Before rolling this out across your full catalog, test a sample of 10–20 product pages. That small check can save you from pushing the same formatting mistake to thousands of URLs [6][5].
A few common problems tend to pop up:
priceis set as a number instead of a string- availability uses
"InStock"instead of the full URIhttps://schema.org/InStock priceCurrencyis missing [2]
If the markup passes, don’t just set it and walk away. Prices and inventory move, and schema can drift out of sync fast.
Keep Price and Inventory in Sync
After validation, make sure the structured data stays aligned with the live product data. Static schema goes stale when price or inventory changes. The safest move is to generate JSON-LD from the same product data source that powers the visible page, then refresh it any time the price, stock status, or priceValidUntil changes.
On Shopify, connect Liquid variables straight to the product price and inventory fields.
It also helps to watch priceValidUntil closely. If that date has already passed, Google may stop showing the price in rich results [2].
After launch, check Google Search Console every week. The Products and Merchant Listings reports under Enhancements can flag site-wide errors and warnings across the full catalog [1][8].
Use Schema Validator AI for Beginner-Friendly Validation
If you want a simpler check, use Schema Validator AI on the same markup. It reviews existing Product schema against Google Rich Results rules and can generate JSON-LD for platforms like Shopify, WordPress, and Webflow.
FAQs
How often should I update product schema?
Update product schema on a regular basis, especially when pricing, availability, or other key details change.
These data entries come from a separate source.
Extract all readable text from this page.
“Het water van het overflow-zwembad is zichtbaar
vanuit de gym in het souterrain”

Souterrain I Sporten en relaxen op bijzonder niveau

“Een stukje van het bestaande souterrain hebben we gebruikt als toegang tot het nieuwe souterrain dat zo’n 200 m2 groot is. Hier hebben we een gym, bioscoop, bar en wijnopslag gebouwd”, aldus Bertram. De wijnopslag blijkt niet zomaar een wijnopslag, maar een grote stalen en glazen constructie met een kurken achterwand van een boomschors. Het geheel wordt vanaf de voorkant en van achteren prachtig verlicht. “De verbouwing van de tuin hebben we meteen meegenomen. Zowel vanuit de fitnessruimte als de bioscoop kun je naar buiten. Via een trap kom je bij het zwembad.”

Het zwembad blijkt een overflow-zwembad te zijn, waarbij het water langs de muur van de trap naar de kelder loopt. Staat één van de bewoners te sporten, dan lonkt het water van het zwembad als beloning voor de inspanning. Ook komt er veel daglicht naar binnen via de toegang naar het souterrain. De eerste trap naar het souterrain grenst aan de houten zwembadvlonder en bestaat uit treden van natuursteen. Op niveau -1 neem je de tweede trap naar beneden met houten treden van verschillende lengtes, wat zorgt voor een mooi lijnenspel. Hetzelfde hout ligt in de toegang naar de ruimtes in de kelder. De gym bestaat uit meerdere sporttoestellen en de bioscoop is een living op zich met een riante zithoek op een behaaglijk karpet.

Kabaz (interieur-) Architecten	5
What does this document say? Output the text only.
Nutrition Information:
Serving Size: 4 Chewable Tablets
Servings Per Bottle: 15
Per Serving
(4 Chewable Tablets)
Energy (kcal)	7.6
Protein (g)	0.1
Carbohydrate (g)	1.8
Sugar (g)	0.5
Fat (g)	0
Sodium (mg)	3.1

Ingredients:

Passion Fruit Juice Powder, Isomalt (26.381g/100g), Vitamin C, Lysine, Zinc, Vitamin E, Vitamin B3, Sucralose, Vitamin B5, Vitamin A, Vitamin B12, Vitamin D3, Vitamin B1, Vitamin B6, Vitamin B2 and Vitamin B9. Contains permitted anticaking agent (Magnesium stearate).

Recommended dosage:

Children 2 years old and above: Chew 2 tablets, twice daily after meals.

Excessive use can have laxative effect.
It also helps to monitor and validate your markup every week so it stays eligible for rich results.
What should I do if my product has variants?
Use structured data to show variants the right way. In most cases, the best setup is a ProductGroup with nested Product variants. Each variant should have its own offers, sku, and other product details, and point back to the parent with isVariantOf.
For simpler setups, you can place multiple Offer objects inside one Product. But if variants have different prices or differ in a more meaningful way, separate URLs with full schema markup often make more sense.
Can I use product schema on category pages?
No. Google says Product schema belongs on pages about one specific product. It should not go on category pages or listing pages that show multiple products.
Think of it this way: a product page is about one item. A category page is more like a shelf with many items on it. Those pages need different markup.